Aucune preuve n’a jamais été présentée pour étayer ces affirmations sensationnalistes de l’ingérence russe. Elles reposent entièrement sur les préjugés et les insinuations accusant la Russie et ses médias d’information de malveillance. C’est de la russophobie pure et simple, du genre de celle qui a alimenté l’ère McCarthy de la « haine rouge » et la paranoïa de la guerre froide, qui ont apporté au monde le spectre d’une destruction nucléaire mutuellement assurée.

Ce que le public dans les États occidentaux doit réaliser – et il le fait, de plus en plus – c’est que la véritable menace pour les droits démocratiques n’est pas la Russie ou ses médias. Le danger vient des gouvernements occidentaux, qui adhèrent aux principes démocratiques et à la primauté du droit, mais qui censurent en réalité les médias alternatifs et la liberté de l’internet en donnant aux entreprises comme Google la liberté d’imposer le « déclassement » de sources désignées.

Les médias russes, comme Russia Today ont en effet fourni une couverture alternative admirable des grands événements internationaux tels que la guerre en Syrie et au Yémen, qui exposent les responsabilités criminelles de Washington et de ses alliés européens.

Voilà en quoi consiste la véritable pomme de discorde.
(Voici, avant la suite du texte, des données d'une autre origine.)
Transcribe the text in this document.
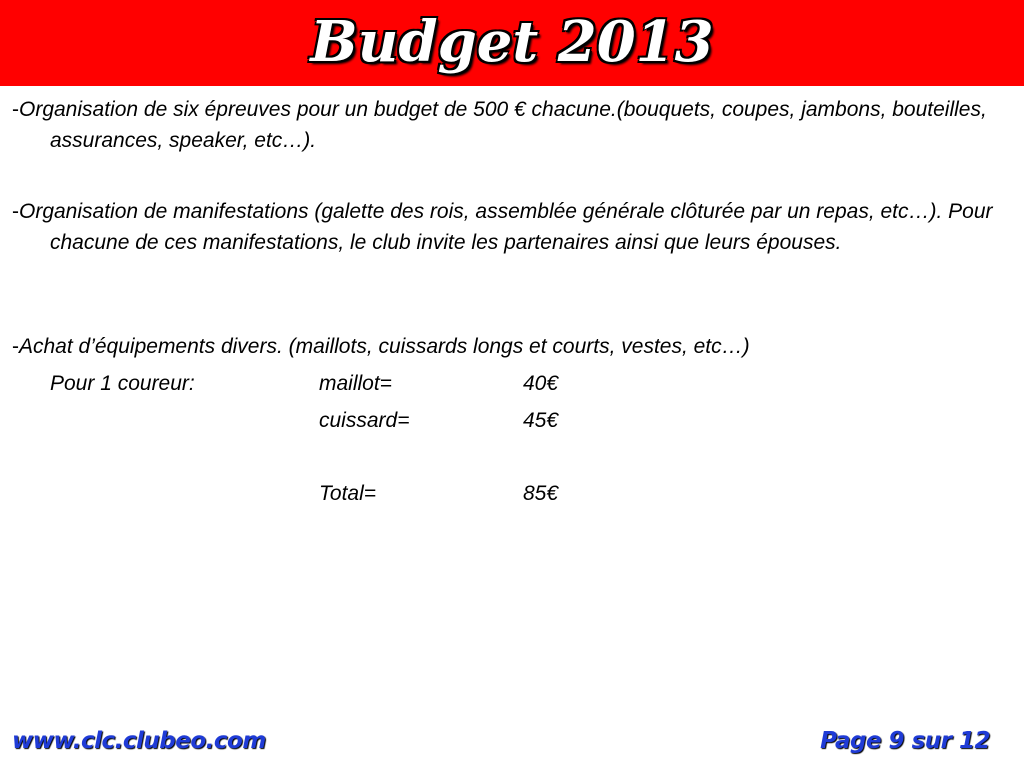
Budget 2013
-Organisation de six épreuves pour un budget de 500 € chacune.(bouquets, coupes, jambons, bouteilles, assurances, speaker, etc…).
-Organisation de manifestations (galette des rois, assemblée générale clôturée par un repas, etc…). Pour chacune de ces manifestations, le club invite les partenaires ainsi que leurs épouses.
-Achat d’équipements divers. (maillots, cuissards longs et courts, vestes, etc…)
Pour 1 coureur:	maillot=	40€
cuissard=	45€
Total=	85€
www.clc.clubeo.com	Page 9 sur 12
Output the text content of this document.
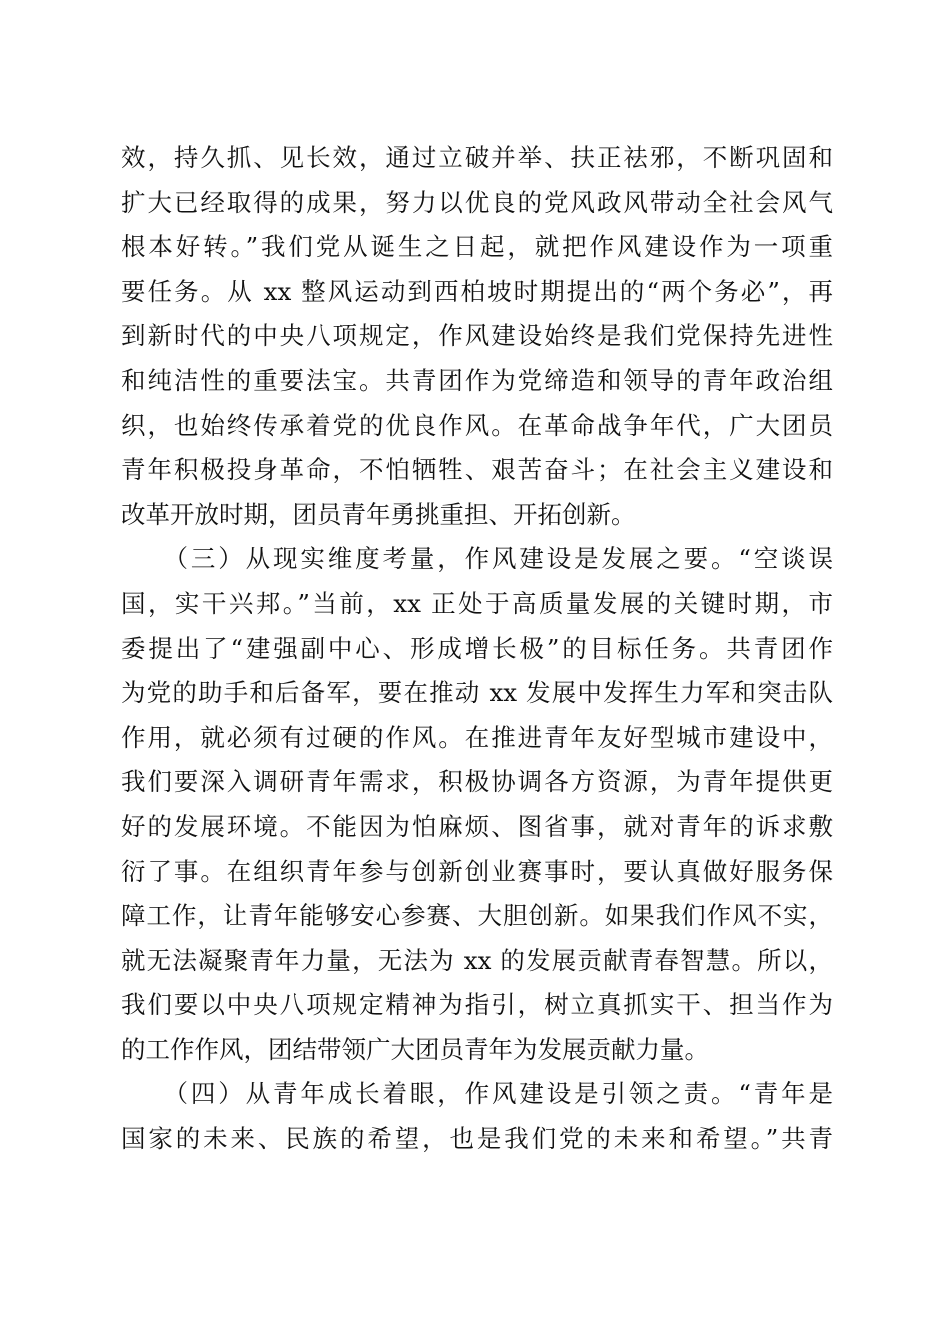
效，持久抓、见长效，通过立破并举、扶正祛邪，不断巩固和
扩大已经取得的成果，努力以优良的党风政风带动全社会风气
根本好转。”我们党从诞生之日起，就把作风建设作为一项重
要任务。从 xx 整风运动到西柏坡时期提出的“两个务必”，再
到新时代的中央八项规定，作风建设始终是我们党保持先进性
和纯洁性的重要法宝。共青团作为党缔造和领导的青年政治组
织，也始终传承着党的优良作风。在革命战争年代，广大团员
青年积极投身革命，不怕牺牲、艰苦奋斗；在社会主义建设和
改革开放时期，团员青年勇挑重担、开拓创新。
　　（三）从现实维度考量，作风建设是发展之要。“空谈误
国，实干兴邦。”当前，xx 正处于高质量发展的关键时期，市
委提出了“建强副中心、形成增长极”的目标任务。共青团作
为党的助手和后备军，要在推动 xx 发展中发挥生力军和突击队
作用，就必须有过硬的作风。在推进青年友好型城市建设中，
我们要深入调研青年需求，积极协调各方资源，为青年提供更
好的发展环境。不能因为怕麻烦、图省事，就对青年的诉求敷
衍了事。在组织青年参与创新创业赛事时，要认真做好服务保
障工作，让青年能够安心参赛、大胆创新。如果我们作风不实，
就无法凝聚青年力量，无法为 xx 的发展贡献青春智慧。所以，
我们要以中央八项规定精神为指引，树立真抓实干、担当作为
的工作作风，团结带领广大团员青年为发展贡献力量。
　　（四）从青年成长着眼，作风建设是引领之责。“青年是
国家的未来、民族的希望，也是我们党的未来和希望。”共青
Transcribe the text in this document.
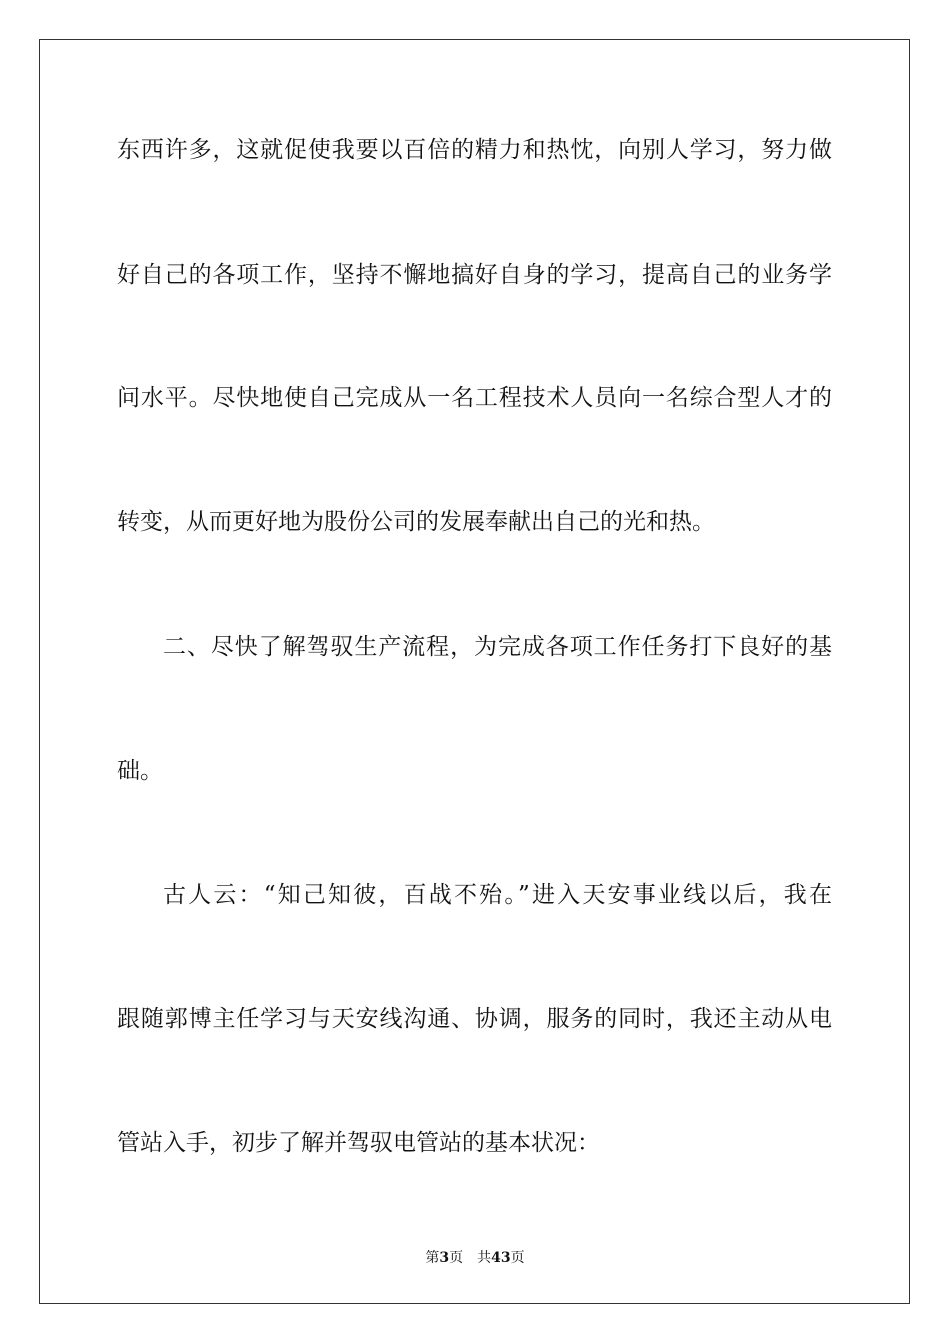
东西许多，这就促使我要以百倍的精力和热忱，向别人学习，努力做
好自己的各项工作，坚持不懈地搞好自身的学习，提高自己的业务学
问水平。尽快地使自己完成从一名工程技术人员向一名综合型人才的
转变，从而更好地为股份公司的发展奉献出自己的光和热。
二、尽快了解驾驭生产流程，为完成各项工作任务打下良好的基
础。
古人云：“知己知彼，百战不殆。”进入天安事业线以后，我在
跟随郭博主任学习与天安线沟通、协调，服务的同时，我还主动从电
管站入手，初步了解并驾驭电管站的基本状况：
第3页 共43页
Les médias russes ont montré que« l’empire occidental est nu ». Il est nu, irrémédiablement.

Et donc, à cause de cette « transgression », les médias russes doivent être immédiatement bâillonnés.

Mais, ce faisant, les États occidentaux, leurs médias et leurs défenseurs des droits de l’homme exposent leur propre hypocrisie. et leurs faux prétextes.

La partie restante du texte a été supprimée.